Capsid cracked open like a nut
However, this is only the first part of the process. Like other RNA viruses, the flu virus has to overcome a further obstacle before releasing its genetic code: the few pieces of RNA that make up the genome of the flu virus are packed into a capsid, which keeps the virus stable when moving from cell to cell. The capsid also protects the viral genes against degradation.
Until now, very little has been known about how the capsid of the flu virus is cracked open. A team of researchers from the ETH Zurich, the Friedrich Miescher Institute for Biomedical Research in Basel and the Biological Research Center in Szeged (Hungary) has now discovered exactly how this key aspect of flu infection works: the capsid of the influenza A virus imitates a bundle of protein waste – called an aggresome – that the cell must disentangle and dispose. Deceived in such a way, the cellular waste pickup and disposal complex cracks open the capsid. This discovery has recently been published in the journal Science.
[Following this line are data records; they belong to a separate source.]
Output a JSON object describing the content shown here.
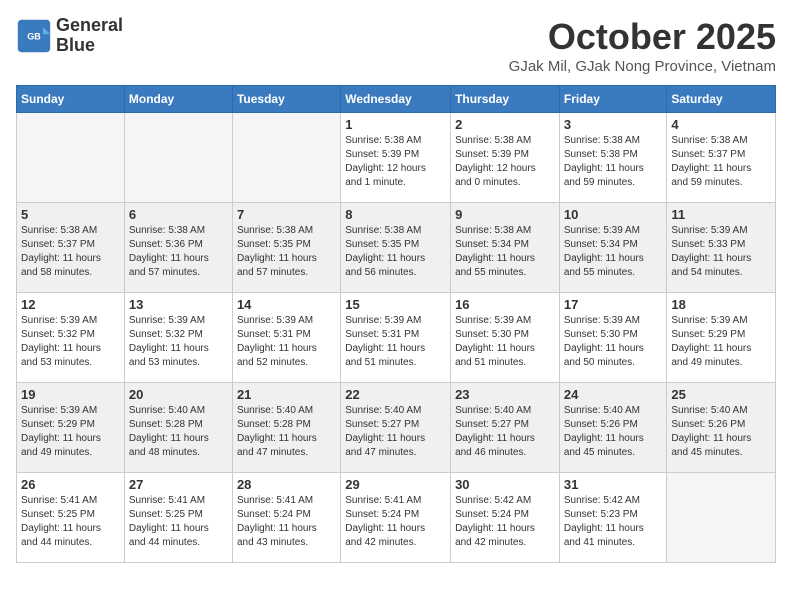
{
  "header": {
    "logo_line1": "General",
    "logo_line2": "Blue",
    "month": "October 2025",
    "location": "GJak Mil, GJak Nong Province, Vietnam"
  },
  "weekdays": [
    "Sunday",
    "Monday",
    "Tuesday",
    "Wednesday",
    "Thursday",
    "Friday",
    "Saturday"
  ],
  "weeks": [
    [
      {
        "day": "",
        "info": ""
      },
      {
        "day": "",
        "info": ""
      },
      {
        "day": "",
        "info": ""
      },
      {
        "day": "1",
        "info": "Sunrise: 5:38 AM\nSunset: 5:39 PM\nDaylight: 12 hours\nand 1 minute."
      },
      {
        "day": "2",
        "info": "Sunrise: 5:38 AM\nSunset: 5:39 PM\nDaylight: 12 hours\nand 0 minutes."
      },
      {
        "day": "3",
        "info": "Sunrise: 5:38 AM\nSunset: 5:38 PM\nDaylight: 11 hours\nand 59 minutes."
      },
      {
        "day": "4",
        "info": "Sunrise: 5:38 AM\nSunset: 5:37 PM\nDaylight: 11 hours\nand 59 minutes."
      }
    ],
    [
      {
        "day": "5",
        "info": "Sunrise: 5:38 AM\nSunset: 5:37 PM\nDaylight: 11 hours\nand 58 minutes."
      },
      {
        "day": "6",
        "info": "Sunrise: 5:38 AM\nSunset: 5:36 PM\nDaylight: 11 hours\nand 57 minutes."
      },
      {
        "day": "7",
        "info": "Sunrise: 5:38 AM\nSunset: 5:35 PM\nDaylight: 11 hours\nand 57 minutes."
      },
      {
        "day": "8",
        "info": "Sunrise: 5:38 AM\nSunset: 5:35 PM\nDaylight: 11 hours\nand 56 minutes."
      },
      {
        "day": "9",
        "info": "Sunrise: 5:38 AM\nSunset: 5:34 PM\nDaylight: 11 hours\nand 55 minutes."
      },
      {
        "day": "10",
        "info": "Sunrise: 5:39 AM\nSunset: 5:34 PM\nDaylight: 11 hours\nand 55 minutes."
      },
      {
        "day": "11",
        "info": "Sunrise: 5:39 AM\nSunset: 5:33 PM\nDaylight: 11 hours\nand 54 minutes."
      }
    ],
    [
      {
        "day": "12",
        "info": "Sunrise: 5:39 AM\nSunset: 5:32 PM\nDaylight: 11 hours\nand 53 minutes."
      },
      {
        "day": "13",
        "info": "Sunrise: 5:39 AM\nSunset: 5:32 PM\nDaylight: 11 hours\nand 53 minutes."
      },
      {
        "day": "14",
        "info": "Sunrise: 5:39 AM\nSunset: 5:31 PM\nDaylight: 11 hours\nand 52 minutes."
      },
      {
        "day": "15",
        "info": "Sunrise: 5:39 AM\nSunset: 5:31 PM\nDaylight: 11 hours\nand 51 minutes."
      },
      {
        "day": "16",
        "info": "Sunrise: 5:39 AM\nSunset: 5:30 PM\nDaylight: 11 hours\nand 51 minutes."
      },
      {
        "day": "17",
        "info": "Sunrise: 5:39 AM\nSunset: 5:30 PM\nDaylight: 11 hours\nand 50 minutes."
      },
      {
        "day": "18",
        "info": "Sunrise: 5:39 AM\nSunset: 5:29 PM\nDaylight: 11 hours\nand 49 minutes."
      }
    ],
    [
      {
        "day": "19",
        "info": "Sunrise: 5:39 AM\nSunset: 5:29 PM\nDaylight: 11 hours\nand 49 minutes."
      },
      {
        "day": "20",
        "info": "Sunrise: 5:40 AM\nSunset: 5:28 PM\nDaylight: 11 hours\nand 48 minutes."
      },
      {
        "day": "21",
        "info": "Sunrise: 5:40 AM\nSunset: 5:28 PM\nDaylight: 11 hours\nand 47 minutes."
      },
      {
        "day": "22",
        "info": "Sunrise: 5:40 AM\nSunset: 5:27 PM\nDaylight: 11 hours\nand 47 minutes."
      },
      {
        "day": "23",
        "info": "Sunrise: 5:40 AM\nSunset: 5:27 PM\nDaylight: 11 hours\nand 46 minutes."
      },
      {
        "day": "24",
        "info": "Sunrise: 5:40 AM\nSunset: 5:26 PM\nDaylight: 11 hours\nand 45 minutes."
      },
      {
        "day": "25",
        "info": "Sunrise: 5:40 AM\nSunset: 5:26 PM\nDaylight: 11 hours\nand 45 minutes."
      }
    ],
    [
      {
        "day": "26",
        "info": "Sunrise: 5:41 AM\nSunset: 5:25 PM\nDaylight: 11 hours\nand 44 minutes."
      },
      {
        "day": "27",
        "info": "Sunrise: 5:41 AM\nSunset: 5:25 PM\nDaylight: 11 hours\nand 44 minutes."
      },
      {
        "day": "28",
        "info": "Sunrise: 5:41 AM\nSunset: 5:24 PM\nDaylight: 11 hours\nand 43 minutes."
      },
      {
        "day": "29",
        "info": "Sunrise: 5:41 AM\nSunset: 5:24 PM\nDaylight: 11 hours\nand 42 minutes."
      },
      {
        "day": "30",
        "info": "Sunrise: 5:42 AM\nSunset: 5:24 PM\nDaylight: 11 hours\nand 42 minutes."
      },
      {
        "day": "31",
        "info": "Sunrise: 5:42 AM\nSunset: 5:23 PM\nDaylight: 11 hours\nand 41 minutes."
      },
      {
        "day": "",
        "info": ""
      }
    ]
  ]
}
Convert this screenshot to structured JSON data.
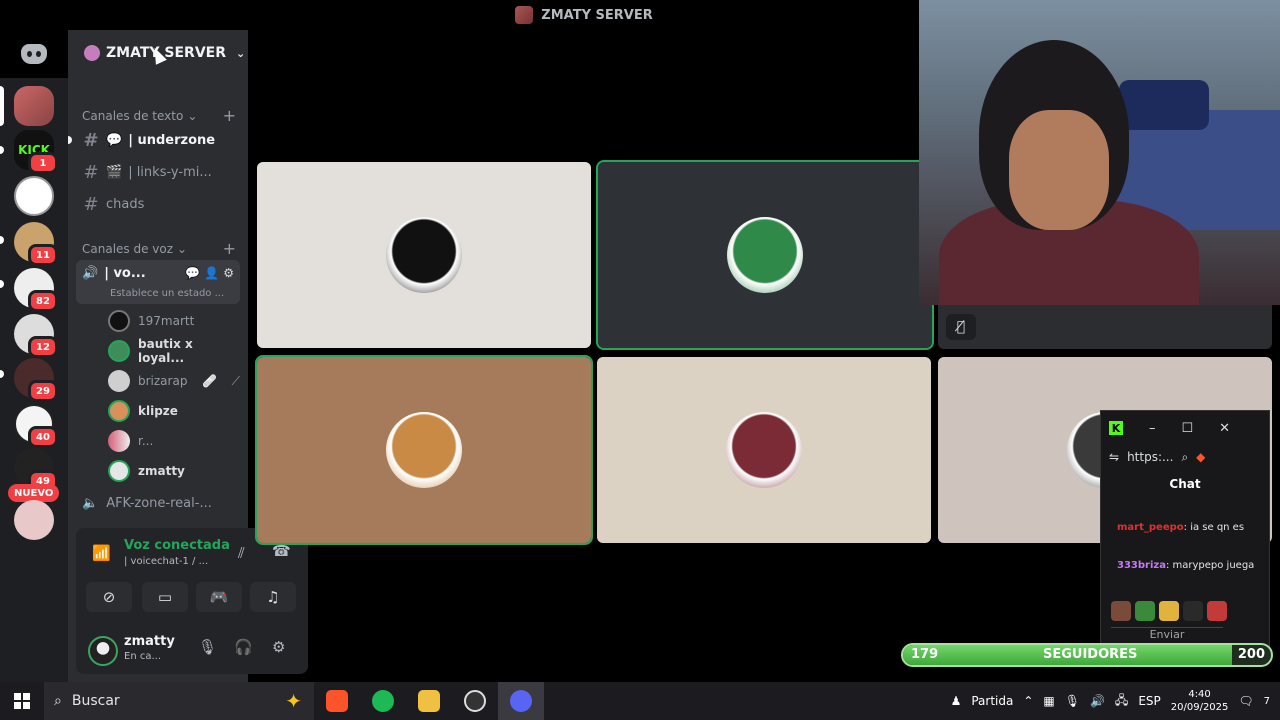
{
  "window": {
    "title": "ZMATY SERVER"
  },
  "server": {
    "name": "ZMATY SERVER"
  },
  "rail": {
    "badges": [
      "1",
      "11",
      "82",
      "12",
      "29",
      "40",
      "49"
    ],
    "new_label": "NUEVO"
  },
  "text_channels": {
    "category": "Canales de texto",
    "items": [
      {
        "emoji": "💬",
        "label": "| underzone"
      },
      {
        "emoji": "🎬",
        "label": "| links-y-mi..."
      },
      {
        "emoji": "",
        "label": "chads"
      }
    ]
  },
  "voice_channels": {
    "category": "Canales de voz",
    "active": {
      "label": "| vo...",
      "status": "Establece un estado ..."
    },
    "members": [
      {
        "name": "197martt",
        "color": "#111111"
      },
      {
        "name": "bautix x loyal...",
        "color": "#3f8c5a"
      },
      {
        "name": "brizarap",
        "color": "#cfcfcf"
      },
      {
        "name": "klipze",
        "color": "#d9905a"
      },
      {
        "name": "r...",
        "color": "#d45f7a"
      },
      {
        "name": "zmatty",
        "color": "#e6e6e6"
      }
    ],
    "afk": "AFK-zone-real-..."
  },
  "panel": {
    "voice_title": "Voz conectada",
    "voice_sub": "| voicechat-1 / ...",
    "username": "zmatty",
    "status": "En ca..."
  },
  "tiles": [
    {
      "bg": "#e3e0dc",
      "face": "#111111"
    },
    {
      "bg": "#2e3136",
      "face": "#2f8a4a"
    },
    {
      "bg": "#a67b5b",
      "face": "#c88a45"
    },
    {
      "bg": "#dbd2c4",
      "face": "#7a2b36"
    },
    {
      "bg": "#cfc4bd",
      "face": "#3a3a3a"
    }
  ],
  "kick": {
    "url": "https:...",
    "chat_title": "Chat",
    "messages": [
      {
        "user": "mart_peepo",
        "text": ": ia se qn es"
      },
      {
        "user": "333briza",
        "text": ": marypepo juega"
      }
    ],
    "send_label": "Enviar"
  },
  "followers": {
    "current": "179",
    "label": "SEGUIDORES",
    "goal": "200",
    "progress": 0.895
  },
  "taskbar": {
    "search_placeholder": "Buscar",
    "game_label": "Partida",
    "lang": "ESP",
    "time": "4:40",
    "date": "20/09/2025",
    "notif": "7"
  },
  "colors": {
    "accent_green": "#23a55a",
    "badge_red": "#f23f43",
    "kick_green": "#53fc18"
  }
}
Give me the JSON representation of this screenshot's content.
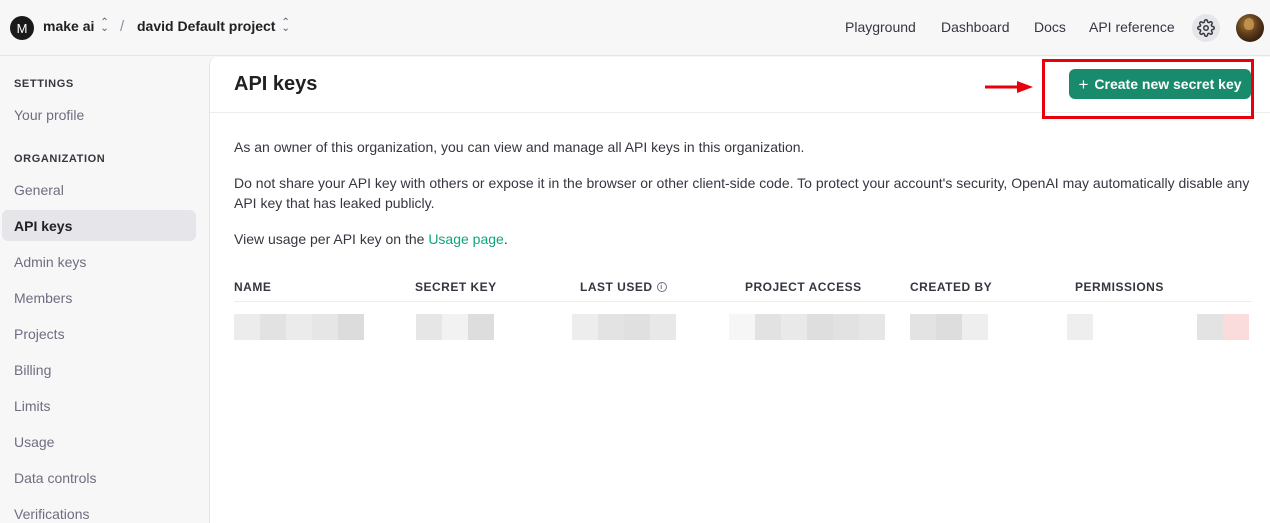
{
  "topbar": {
    "org_initial": "M",
    "org_name": "make ai",
    "separator": "/",
    "project_name": "david Default project",
    "nav": [
      "Playground",
      "Dashboard",
      "Docs",
      "API reference"
    ]
  },
  "sidebar": {
    "settings_heading": "SETTINGS",
    "your_profile": "Your profile",
    "organization_heading": "ORGANIZATION",
    "items": [
      "General",
      "API keys",
      "Admin keys",
      "Members",
      "Projects",
      "Billing",
      "Limits",
      "Usage",
      "Data controls",
      "Verifications"
    ],
    "active_item": "API keys"
  },
  "main": {
    "title": "API keys",
    "create_button": "Create new secret key",
    "paragraph1": "As an owner of this organization, you can view and manage all API keys in this organization.",
    "paragraph2": "Do not share your API key with others or expose it in the browser or other client-side code. To protect your account's security, OpenAI may automatically disable any API key that has leaked publicly.",
    "paragraph3_prefix": "View usage per API key on the ",
    "paragraph3_link": "Usage page",
    "paragraph3_suffix": ".",
    "table": {
      "columns": [
        "NAME",
        "SECRET KEY",
        "LAST USED",
        "PROJECT ACCESS",
        "CREATED BY",
        "PERMISSIONS"
      ],
      "rows_redacted": 1
    }
  },
  "colors": {
    "accent": "#198a6b",
    "link": "#10a37f",
    "highlight": "#e8000b"
  },
  "icons": [
    "chevron-updown-icon",
    "gear-icon",
    "info-icon",
    "plus-icon",
    "arrow-annotation-icon"
  ]
}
The virus capsid carries cellular waste ‘labels’ on its surface. These waste labels, called unanchored ubiquitin, call into action an enzyme known as histone deacetylase (HDAC6), which binds to ubiquitin. At the same time, HDAC6 also binds to scaffolding motor proteins, pulling the perceived “garbage bundle” apart so that it can be degraded. This mechanical stress causes the capsid to tear, releasing the genetic material of the virus. The viral RNA molecules pass through the pores of the cell nucleus, again with the help of cellular transport factors. Once within the nucleus, the cell starts to reproduce the viral genome and build new virus proteins.
Tricking the waste pickup and disposal system
This finding came as a great surprise to the researchers. The waste disposal system of a cell is essential for eliminating protein garbage. If the cell fails to dispose of these waste proteins (caused by stress or heat) quickly enough, the waste starts to aggregate. To get rid of these aggregates, the cell activates its machinery, which dismantles the clumps and breaks them down into smaller pieces, so that they can be degraded. It is precisely this mechanism that the influenza virus exploits.